Stretching and Compressing.

I’ve spent the last couple of days editing together animations I made in a school last month. The deadline is now in sight and the soundtrack has been delivered. Conceptually the project makes sense: a storyteller works with the pupils so they all write stories, a musician works with the kids turning a small selection of these stories into audio pieces before finally, we turn up and work with the pupils adding the visuals. In reality it’s all a bit of a compromise. What works as a short story becomes over-written as the narrative for an animation. Ideally the narration would have been delivered earlier so we could put the animation over the top and the sound effects would have been recorded later, with the visuals as a reference. As it is I’m desperately stretching out our fragments of animation to cover vast swathes of audio.
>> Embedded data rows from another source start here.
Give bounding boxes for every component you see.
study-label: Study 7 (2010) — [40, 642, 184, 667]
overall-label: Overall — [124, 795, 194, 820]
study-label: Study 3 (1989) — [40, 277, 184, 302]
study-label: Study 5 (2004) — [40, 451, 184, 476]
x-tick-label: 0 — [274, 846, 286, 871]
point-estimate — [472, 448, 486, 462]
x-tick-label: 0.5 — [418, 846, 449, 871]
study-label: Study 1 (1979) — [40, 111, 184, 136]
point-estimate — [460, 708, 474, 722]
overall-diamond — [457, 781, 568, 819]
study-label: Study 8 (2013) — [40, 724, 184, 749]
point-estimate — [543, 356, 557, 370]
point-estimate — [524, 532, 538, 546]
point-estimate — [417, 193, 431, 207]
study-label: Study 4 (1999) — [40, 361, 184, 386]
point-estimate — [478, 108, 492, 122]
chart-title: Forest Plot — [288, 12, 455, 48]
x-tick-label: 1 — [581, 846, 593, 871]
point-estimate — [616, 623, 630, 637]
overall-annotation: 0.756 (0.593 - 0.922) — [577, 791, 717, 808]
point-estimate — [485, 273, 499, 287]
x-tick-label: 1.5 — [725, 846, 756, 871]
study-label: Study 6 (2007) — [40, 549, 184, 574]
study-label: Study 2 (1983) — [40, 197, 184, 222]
By way of contrast we’ve had news from the Edinburgh Fringe people that in listings hyphenated words count as two words not one, which makes sense but seems harsh when the words are abbreviations: ‘sci-fi’ and ‘lo-fi’. The obvious repost is to rewrite the forty word copy using the most extravagantly polysyllabic vocabulary available. Surely a character count can only be around the corner. As it was time was of the essence.

Home of the Wriggler.
A lo-fi, sci-fi, docudrama. Investigators in a post-oil world, power lights with bikes, tracing entwined lives of a community once built on cars. ‘ … one of our most tirelessly inventive theatre companies’ (The Guardian).

The title is included in the 40 words.